Ainsi notre parlêtre se présente aux thérapeutes de tout poil avec les maux de souffrance, fatigue, épuisement. À les prendre trop au sérieux, on conclut vite à l’absence de lésion somatique, et pourtant le corps est poussé à la limite de ce qu’il peut supporter et parle par ses insomnies, ses acidités, ses palpitations, en d’autres mots, par l’hyper activation de son système neurovégétatif, c’est-à-dire au travers de ses mécanismes sous-corticaux hérités de notre évolution et gérant notre survie. À les prendre trop au sérieux, le corps est alors forclos laissant apparaître les signes cliniques des failles narcissiques primaires, c’est-à-dire, l’angoisse de morcellement et l’organisation du monde autour de l’enclos préservé du moi, devenu égo, « tu es avec moi ou contre moi ».

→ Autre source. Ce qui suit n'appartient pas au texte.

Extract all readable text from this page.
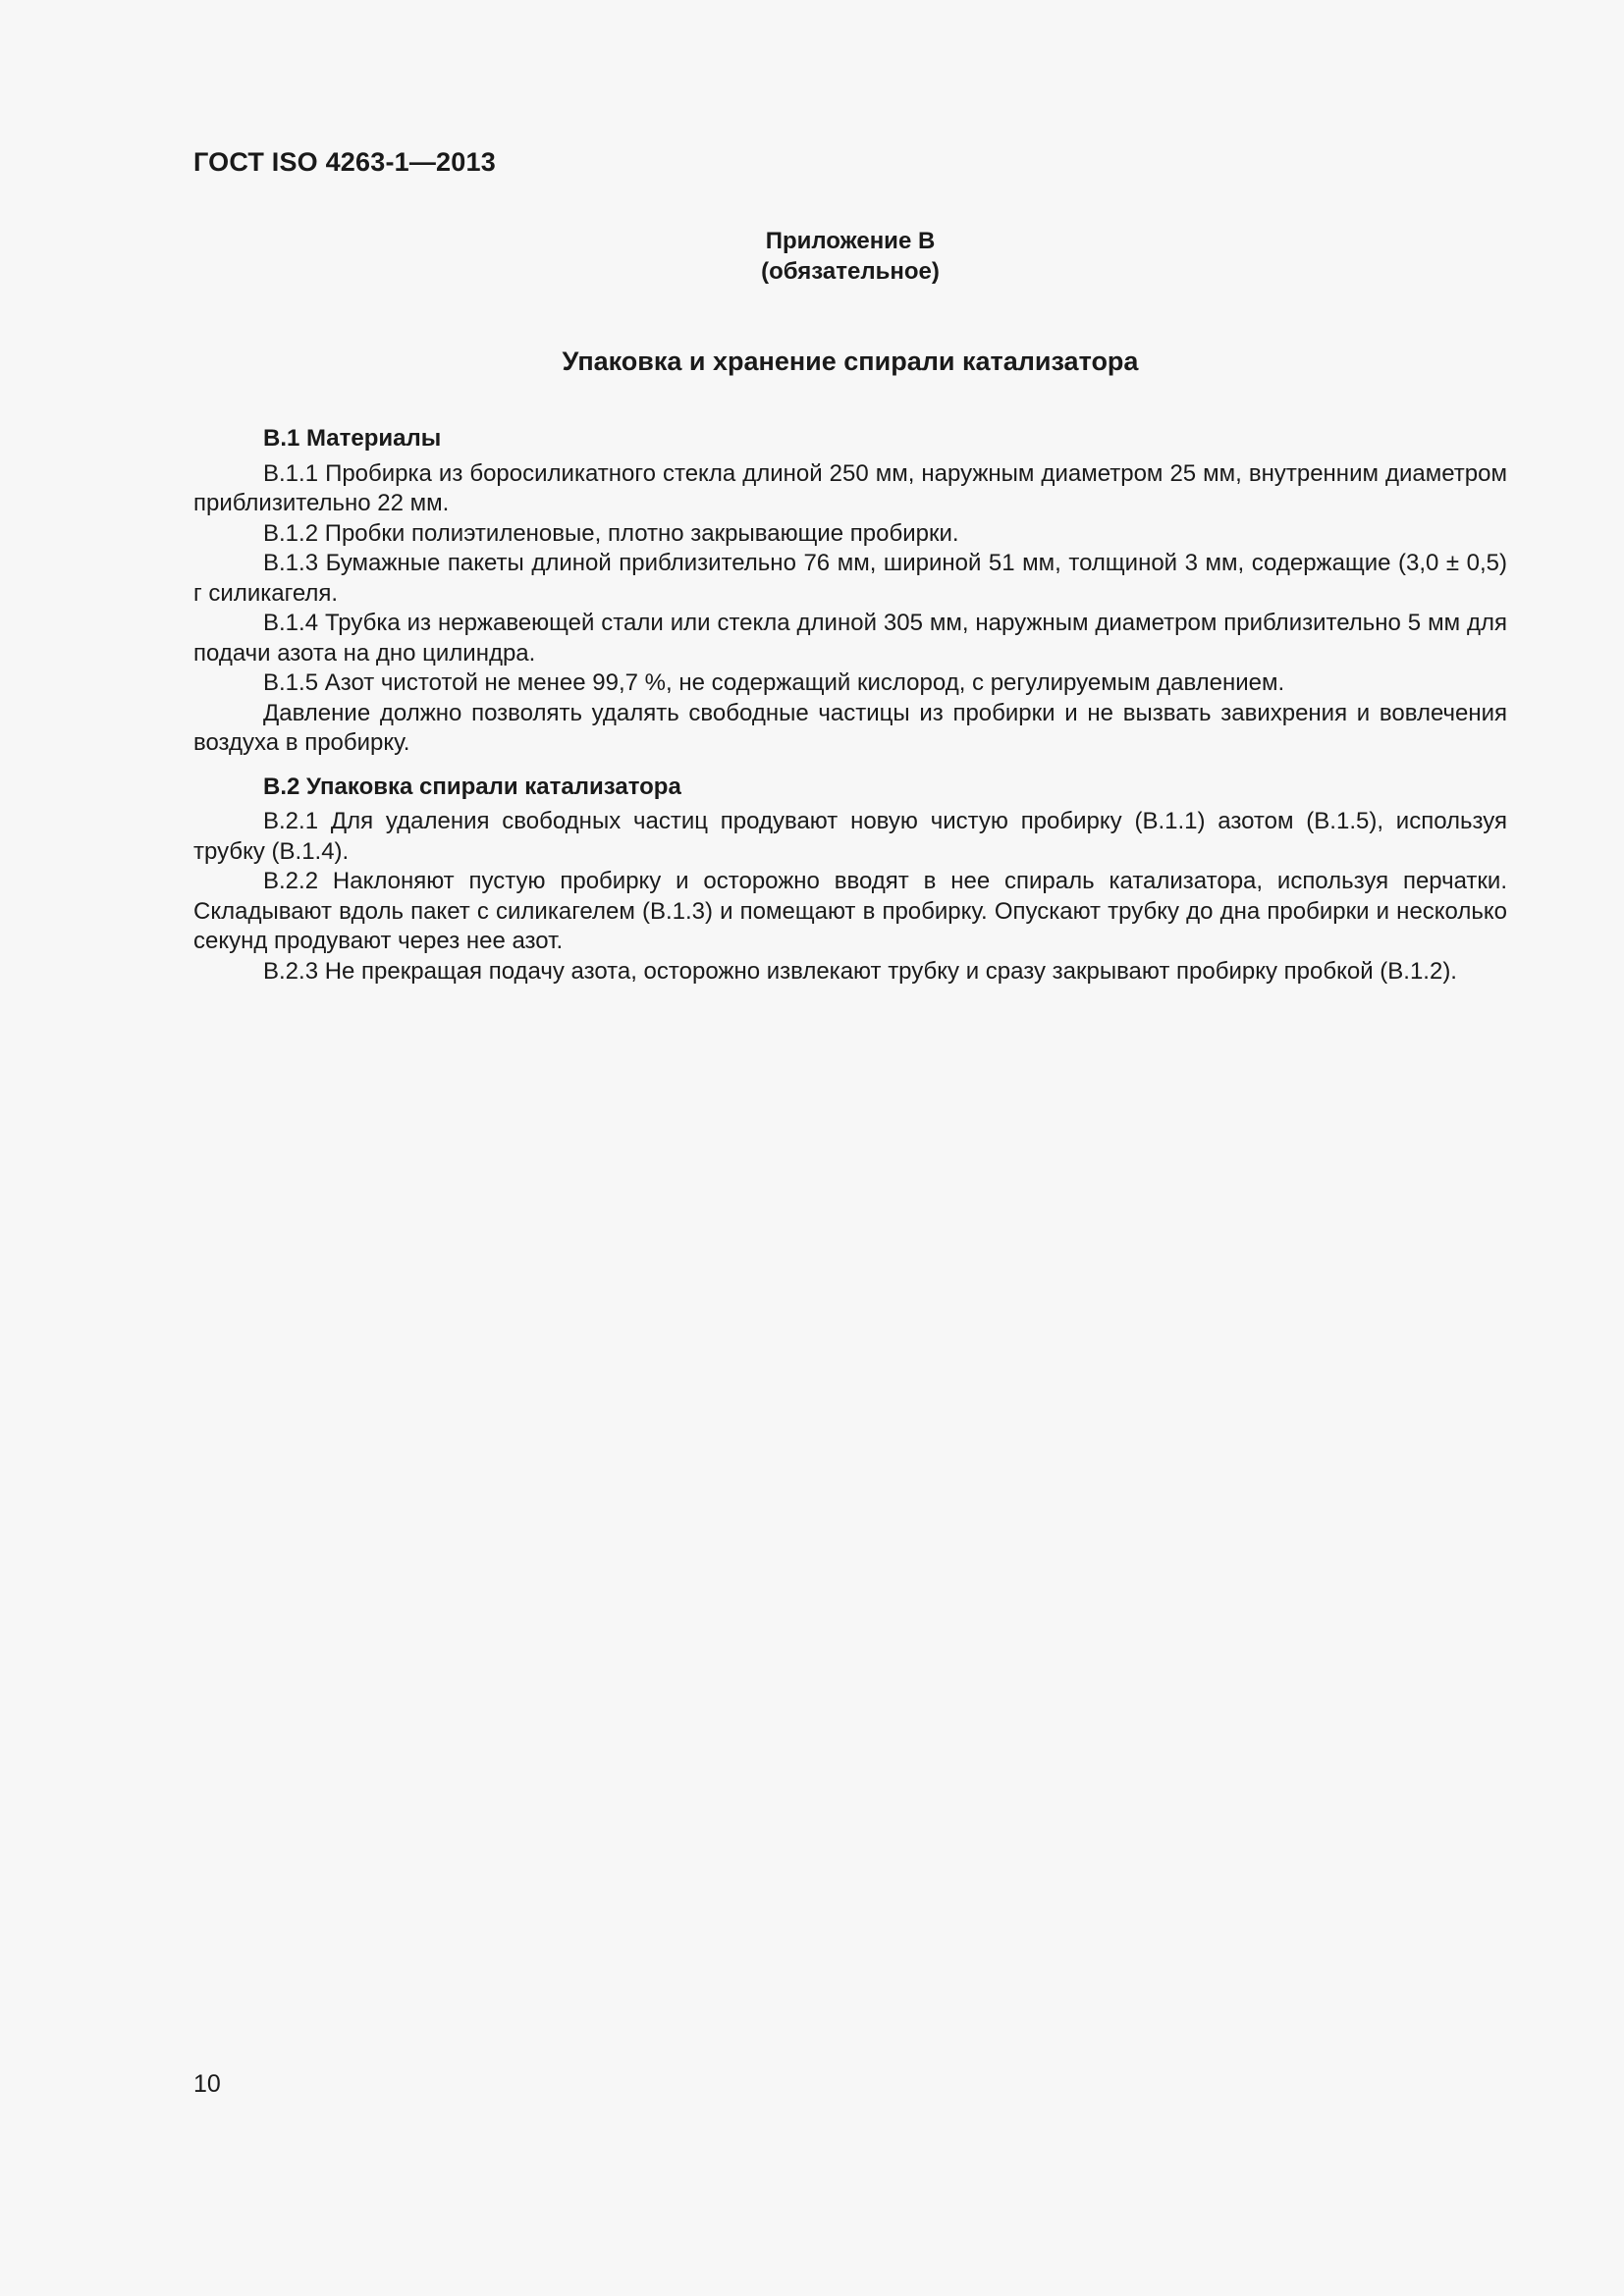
ГОСТ ISO 4263-1—2013
Приложение В
(обязательное)
Упаковка и хранение спирали катализатора

В.1 Материалы

В.1.1 Пробирка из боросиликатного стекла длиной 250 мм, наружным диаметром 25 мм, внутренним диаметром приблизительно 22 мм.

В.1.2 Пробки полиэтиленовые, плотно закрывающие пробирки.

В.1.3 Бумажные пакеты длиной приблизительно 76 мм, шириной 51 мм, толщиной 3 мм, содержащие (3,0 ± 0,5) г силикагеля.

В.1.4 Трубка из нержавеющей стали или стекла длиной 305 мм, наружным диаметром приблизительно 5 мм для подачи азота на дно цилиндра.

В.1.5 Азот чистотой не менее 99,7 %, не содержащий кислород, с регулируемым давлением.

Давление должно позволять удалять свободные частицы из пробирки и не вызвать завихрения и вовлечения воздуха в пробирку.

В.2 Упаковка спирали катализатора

В.2.1 Для удаления свободных частиц продувают новую чистую пробирку (В.1.1) азотом (В.1.5), используя трубку (В.1.4).

В.2.2 Наклоняют пустую пробирку и осторожно вводят в нее спираль катализатора, используя перчатки. Складывают вдоль пакет с силикагелем (В.1.3) и помещают в пробирку. Опускают трубку до дна пробирки и несколько секунд продувают через нее азот.

В.2.3 Не прекращая подачу азота, осторожно извлекают трубку и сразу закрывают пробирку пробкой (В.1.2).

10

La question de maintenir l’écart, ni ignoré, ni pris trop au sérieux est d’autant plus prégnant que le parlêtre a fait l’expérience, internationale, du confinement-déconfinement, ce drôle de signifiant qui vient témoigner de la réalité de la fonction maternelle rassurante entre toutes qui nous a isolé chez nous à l’abri pour nous abandonner à notre survie sous couvert d’une économie à préserver.

Le parlêtre, ayant goûté à l’intensité d’une fonction maternelle collective, s’y croit conditionné à sa survie et l’appelle au point de morceler le moi et le corps.

L’analyste y a une voie, celle de ne pas satisfaire la demande, peu de lieux la garantiront. Cette voie permettra la possibilité de faire d’une angoisse de morcellement une angoisse désirante, cette démarche se jouant dans la grande majorité des entretiens préliminaires où le début de l’affaire consiste déjà à ne pas répondre au présent, seulement, mais de proposer au sujet de se raconter, une histoire.

Ce qui permet de le penser, réside dans l’épreuve de la clinique, où finalement les analysants ont pu, eux, sous couvert d’un transfert analytique se soustraire suffisamment au discours ambiant pour en être globalement préservés et en mouvement.